Have A Seat – Film Review: By Design ★★★★

If you’re a fan of overly theatrical, archly campy cinema, then sit down (pun very much intended). I’ve got a film for you! Filmmaker Amanda Kramer first came to my attention with her 2022 feature, Please Baby Please, which showcased her distinctive voice as a cinematic absurdist. Combining John Waters-esque emphatic, over the top performances with the formalized sensibilities of the two English Peters (Strickland and Greenaway), who brought us In Fabric and The Cook, The Thief, His Wife & Her Lover respectively, among other titles, Kramer has filtered this through her own voice to bring us By Design.
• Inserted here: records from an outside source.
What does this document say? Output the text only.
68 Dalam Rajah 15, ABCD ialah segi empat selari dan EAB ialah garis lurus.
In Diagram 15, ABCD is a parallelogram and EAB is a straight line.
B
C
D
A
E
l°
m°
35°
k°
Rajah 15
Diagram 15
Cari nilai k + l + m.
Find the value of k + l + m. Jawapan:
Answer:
Yes, the words “borderline pretentious”, “avant-garde”, and “hyper-stylized” come to mind. It’s also queer without being overtly so.
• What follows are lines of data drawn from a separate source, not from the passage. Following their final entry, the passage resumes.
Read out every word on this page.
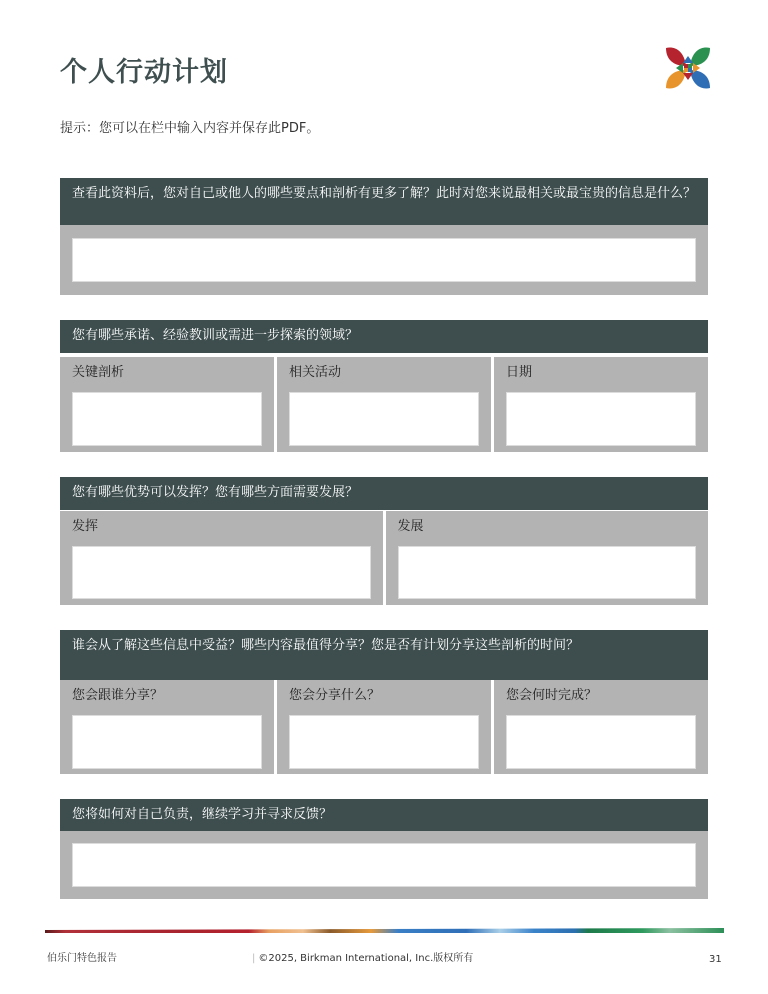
个人行动计划
提示：您可以在栏中输入内容并保存此PDF。
查看此资料后，您对自己或他人的哪些要点和剖析有更多了解？此时对您来说最相关或最宝贵的信息是什么？
您有哪些承诺、经验教训或需进一步探索的领域？
关键剖析	相关活动	日期
您有哪些优势可以发挥？您有哪些方面需要发展？
发挥	发展
谁会从了解这些信息中受益？哪些内容最值得分享？您是否有计划分享这些剖析的时间？
您会跟谁分享？	您会分享什么？	您会何时完成？
您将如何对自己负责，继续学习并寻求反馈？
伯乐门特色报告	| ©2025, Birkman International, Inc.版权所有	31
Juliette Lewis in By Design. Courtesy of Music Box Films.

Juliette Lewis plays Camille, a woman who feels unseen by her family and friends. Robin Tunney (Irene) and Samantha Mathis (Lisa) play two such friends who chatter on endlessly at lunches while either ignoring or demeaning Camille. Theirs is a union based on petty jealousies, captured best by the repeated line, “Resentment is like drinking poison and waiting for the other person to die.”

Betty Buckley and Juliette Lewis in By Design. Courtesy of Music Box Films.

On a lark of a shopping trip, the three of them encounter a beautiful chair at a furniture store. Mesmerized by its beauty, Camille decides she must have it, but she misses the purchase window and it ends up in the hands of a mild-mannered musician named Olivier (Mamoudou Athie). Through an unexplained sequence of events, Camille swaps identities with the chair and experiences adoration for what feels like the first time in her life. It’s Freaky Friday for the art film set. While Olivier falls deeply in love with an inanimate object, Camille lies catatonic back in her apartment. If only her loved ones could locate the chair and reverse the curse.

Mamoudou Athie in By Design. Courtesy of Music Box Films.

I won’t spoil this initial setup further except to say that we learn more about Camille through a visit from her mother (Betty Buckley), a stalker (Clifton Collins Jr.) and we also meet the chair’s designer played by Udo Kier in one of his last film roles. Melanie Griffith’s narration also fills in the blanks with her warm delivery. With several modern dance numbers and a fantastic Juliette Lewis freakout to boot, the film remains open to interpretation. It can be about standards of beauty, loneliness, feeling seen in a world which renders one invisible, body horror, or maybe it’s just a movie about a really cool looking chair.

Udo Kier and company in By Design. Courtesy of Music Box Films.

Clearly Amanda Kramer doesn’t want to make the standard indie made up of handheld, gritty imagery and naturalistic performances. She subscribes to a Kabuki level of presentation with a bit of Fassbinder or even Francis Ford Coppola in full One From The Heart mode. Lovers of warm and fuzzy storytelling need not apply. The spare sets and truly bizarre hair, makeup and costuming choices, along with richly colorful cinematography from Patrick Meade Jones, Kramer’s frequent collaborator, add up to something more akin to performance art theater. Still, Kramer keeps things wonderfully visual with gorgeous dissolves and other dreamy edits. Despite all of these highly distancing techniques, I still felt something by the end, thanks especially to the sheer magnetism of Juliette Lewis, who can literally lie still for over an hour yet keep you mesmerized. Some may view By Design as nothing more than a didactic filmed thesis on feminism or the male gaze, but I have a feeling anyone who sees this will connect with it on unexpected levels, or maybe they’ll walk out. In Amanda Kramer’s one of a kind world, all reactions seem valid.

By Glenn Gaylord, Senior Film Critic

By Design opens in select theaters on February 13th.